Il faut offrir aux enseignants non légalement qualifiés un accompagnement adapté et accessible afin que ces personnes soient en mesure d’accomplir leurs tâches et leur permettre d’accéder à des formations leur ouvrant la voie à une qualification légale d’enseigner.

Il est aussi nécessaire d’assouplir les conditions d’obtention de la maîtrise qualifiante, ce qui se fait déjà dans divers programmes, et de développer d’autres modalités de formations plus adaptées aux enseignants déjà dans les classes que le baccalauréat de quatre ans à temps plein.

L’initiative prise par l’Université du Québec en Abitibi-Témiscamingue (UQAT) est prometteuse ; elle vise entre autres à aménager l’horaire de cours des étudiants dans le but de faciliter la conciliation études-travail et vie personnelle.

Certains aspects de la formation initiale pourraient aussi être améliorés, dont la formation relative à la gestion de la classe, car nombre de nouveaux enseignants démissionnent, mal outillés pour faire face à trop d’indiscipline. Des retraités de l’enseignement pourraient offrir des mesures de soutien à l’insertion professionnelle, car ces mesures font souvent cruellement défaut alors qu’elles ont un impact positif sur la rétention des jeunes enseignants.

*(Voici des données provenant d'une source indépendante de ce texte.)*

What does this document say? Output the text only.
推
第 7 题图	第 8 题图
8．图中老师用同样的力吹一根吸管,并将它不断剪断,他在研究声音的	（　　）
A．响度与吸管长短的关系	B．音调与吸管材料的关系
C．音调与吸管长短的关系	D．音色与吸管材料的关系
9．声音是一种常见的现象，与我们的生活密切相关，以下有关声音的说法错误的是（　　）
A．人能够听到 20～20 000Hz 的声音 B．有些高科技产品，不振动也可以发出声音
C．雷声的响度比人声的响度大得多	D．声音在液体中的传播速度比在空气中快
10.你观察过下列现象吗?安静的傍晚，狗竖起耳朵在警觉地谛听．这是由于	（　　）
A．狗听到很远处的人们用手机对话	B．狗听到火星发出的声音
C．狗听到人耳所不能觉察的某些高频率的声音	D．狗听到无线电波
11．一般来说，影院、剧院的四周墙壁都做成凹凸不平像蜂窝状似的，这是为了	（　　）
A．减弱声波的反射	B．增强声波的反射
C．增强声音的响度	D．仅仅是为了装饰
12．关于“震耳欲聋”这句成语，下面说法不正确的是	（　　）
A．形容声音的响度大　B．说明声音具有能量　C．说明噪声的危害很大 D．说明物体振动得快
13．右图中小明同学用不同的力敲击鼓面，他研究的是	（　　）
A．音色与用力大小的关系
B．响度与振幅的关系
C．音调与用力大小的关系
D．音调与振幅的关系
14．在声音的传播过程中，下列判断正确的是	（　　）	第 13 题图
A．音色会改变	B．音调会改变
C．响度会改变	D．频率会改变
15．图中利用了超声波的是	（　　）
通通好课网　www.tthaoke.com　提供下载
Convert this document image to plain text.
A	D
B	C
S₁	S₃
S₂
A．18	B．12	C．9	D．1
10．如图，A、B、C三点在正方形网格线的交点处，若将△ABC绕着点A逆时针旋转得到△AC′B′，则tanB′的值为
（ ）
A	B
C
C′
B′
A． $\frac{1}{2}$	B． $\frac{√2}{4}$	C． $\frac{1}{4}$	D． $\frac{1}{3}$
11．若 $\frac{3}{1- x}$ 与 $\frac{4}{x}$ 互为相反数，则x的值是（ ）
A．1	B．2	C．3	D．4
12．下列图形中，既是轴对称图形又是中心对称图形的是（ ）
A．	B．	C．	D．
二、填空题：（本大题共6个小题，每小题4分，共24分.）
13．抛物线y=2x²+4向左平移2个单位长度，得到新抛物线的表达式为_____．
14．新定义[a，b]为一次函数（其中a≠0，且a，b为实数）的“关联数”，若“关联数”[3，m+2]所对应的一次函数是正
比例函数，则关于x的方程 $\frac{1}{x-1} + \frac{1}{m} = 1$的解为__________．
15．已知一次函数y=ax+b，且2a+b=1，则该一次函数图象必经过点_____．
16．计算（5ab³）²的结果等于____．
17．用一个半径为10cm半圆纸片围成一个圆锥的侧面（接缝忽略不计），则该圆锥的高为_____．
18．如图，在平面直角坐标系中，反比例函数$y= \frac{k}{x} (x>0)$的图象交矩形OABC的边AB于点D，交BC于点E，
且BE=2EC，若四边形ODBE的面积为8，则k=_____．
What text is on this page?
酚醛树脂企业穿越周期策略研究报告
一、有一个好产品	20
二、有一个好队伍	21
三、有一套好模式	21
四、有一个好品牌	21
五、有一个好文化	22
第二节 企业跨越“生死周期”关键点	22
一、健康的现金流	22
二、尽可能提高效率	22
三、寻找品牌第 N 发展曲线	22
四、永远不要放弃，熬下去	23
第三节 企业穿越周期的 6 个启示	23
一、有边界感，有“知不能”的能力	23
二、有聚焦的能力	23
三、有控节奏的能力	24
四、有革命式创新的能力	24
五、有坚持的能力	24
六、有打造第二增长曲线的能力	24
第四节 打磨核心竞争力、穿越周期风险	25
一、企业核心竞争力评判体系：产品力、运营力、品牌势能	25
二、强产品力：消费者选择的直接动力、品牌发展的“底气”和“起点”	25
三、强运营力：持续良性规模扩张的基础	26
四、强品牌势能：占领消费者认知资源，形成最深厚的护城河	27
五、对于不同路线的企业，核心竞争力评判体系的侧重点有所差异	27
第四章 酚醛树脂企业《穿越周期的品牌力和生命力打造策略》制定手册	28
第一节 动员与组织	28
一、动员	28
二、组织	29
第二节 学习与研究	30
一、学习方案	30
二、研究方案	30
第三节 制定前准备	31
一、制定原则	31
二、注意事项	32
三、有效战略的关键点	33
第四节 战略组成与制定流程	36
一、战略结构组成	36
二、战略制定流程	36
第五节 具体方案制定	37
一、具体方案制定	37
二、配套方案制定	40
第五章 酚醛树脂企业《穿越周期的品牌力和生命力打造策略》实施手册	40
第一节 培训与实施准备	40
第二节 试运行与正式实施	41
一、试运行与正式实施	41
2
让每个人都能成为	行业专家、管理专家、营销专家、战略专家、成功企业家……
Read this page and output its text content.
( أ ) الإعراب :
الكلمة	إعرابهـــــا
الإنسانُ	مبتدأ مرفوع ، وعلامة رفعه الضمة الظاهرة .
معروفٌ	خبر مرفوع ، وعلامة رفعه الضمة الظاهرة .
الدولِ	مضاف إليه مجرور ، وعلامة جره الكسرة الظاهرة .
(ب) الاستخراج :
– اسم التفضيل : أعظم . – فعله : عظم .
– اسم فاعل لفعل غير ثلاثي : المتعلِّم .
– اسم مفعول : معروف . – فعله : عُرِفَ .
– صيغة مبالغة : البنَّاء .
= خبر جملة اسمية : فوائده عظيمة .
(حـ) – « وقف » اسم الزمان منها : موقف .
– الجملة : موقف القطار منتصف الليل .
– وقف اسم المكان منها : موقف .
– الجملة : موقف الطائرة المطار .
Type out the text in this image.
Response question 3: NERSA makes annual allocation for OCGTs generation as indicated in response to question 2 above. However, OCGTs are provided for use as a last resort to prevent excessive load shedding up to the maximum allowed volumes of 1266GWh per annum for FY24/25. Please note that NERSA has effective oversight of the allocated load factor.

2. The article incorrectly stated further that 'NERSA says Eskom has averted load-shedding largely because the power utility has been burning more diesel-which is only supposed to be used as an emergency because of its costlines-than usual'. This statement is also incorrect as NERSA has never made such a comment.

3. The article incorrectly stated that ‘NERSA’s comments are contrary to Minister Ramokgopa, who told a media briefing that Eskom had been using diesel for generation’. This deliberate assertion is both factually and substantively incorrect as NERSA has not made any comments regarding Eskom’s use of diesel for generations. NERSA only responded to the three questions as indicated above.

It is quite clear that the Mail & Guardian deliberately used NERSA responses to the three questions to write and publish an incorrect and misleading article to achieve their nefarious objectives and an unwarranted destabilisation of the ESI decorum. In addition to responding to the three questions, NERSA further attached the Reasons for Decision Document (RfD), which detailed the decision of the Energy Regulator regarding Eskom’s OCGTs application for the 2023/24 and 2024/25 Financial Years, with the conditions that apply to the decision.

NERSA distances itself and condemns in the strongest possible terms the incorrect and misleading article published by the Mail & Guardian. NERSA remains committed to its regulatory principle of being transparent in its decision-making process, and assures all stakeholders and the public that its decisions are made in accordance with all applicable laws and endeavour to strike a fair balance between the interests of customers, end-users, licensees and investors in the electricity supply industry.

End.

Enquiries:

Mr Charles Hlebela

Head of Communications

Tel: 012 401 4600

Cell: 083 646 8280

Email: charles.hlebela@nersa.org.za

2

Repenser l’organisation du travail

Au lieu de continuer de vouloir à tout prix calquer l’organisation du travail sur l’entreprise privée, selon les préceptes de la nouvelle gestion publique, il faut penser l’école non pas comme une entreprise qui offre un produit ou un service, mais comme une institution fondamentale qui vise l’émancipation individuelle et collective de tous les élèves par l’accès aux connaissances de base dans divers domaines du savoir humain et le développement de compétences complexes comme savoir lire, écrire, pratiquer un sport ou un art.

Cela implique aussi d’avoir des classes plus hétérogènes et de mettre progressivement fin à la ségrégation scolaire qui place les plus démunis dans les conditions les moins favorables aux apprentissages. Il est de même nécessaire d’assurer la stabilité des intervenants et de faire en sorte que de réelles équipes-écoles existent.

Tout cela est parfaitement faisable. D’ailleurs, des expériences intéressantes sont en cours. Pensons à la mise en place de ce que d’aucuns nomment une communauté stratégique définie comme « une structure interorganisationnelle multidisciplinaire formelle à laquelle on confie le mandat d’imaginer et de mettre en œuvre des innovations ».

Diverses initiatives locales intéressantes afin que les enseignants passent moins de temps à faire de la surveillance ou à s’occuper de différents comités existent. Il faut s’en inspirer pour faire de l’école un milieu de vie pour les jeunes comme pour les adultes.

Bref, des mesures concrètes peuvent être mises en place dès maintenant. On objectera que cela coûtera cher. On répondra qu’il faut cesser de brader nos ressources naturelles à l’entreprise privée et taxer sérieusement les revenus des grandes corporations. Cela demande une volonté politique qui devra être stimulée par les exigences de la population et des organisations qui œuvrent en éducation pour que s’opèrent des changements de politiques – ce qui devrait être possible, en démocratie.

* Cosignataires : Réal Bergeron, professeur retraité de l’Université du Québec en Abitibi-Témiscamingue, membre du Groupe régional d’acteurs pour la valorisation des enseignants ; David Lefrançois, professeur à l’Université du Québec en Outaouais ; Marie-Christine Paret, retraitée de l’enseignement secondaire et universitaire. Par ailleurs, Suzanne-G. Chartrand est porte-parole de Debout pour l’école ! et de Parlons éducation, et Geneviève Sirois est membre du Groupe régional d’acteurs pour la valorisation des enseignants.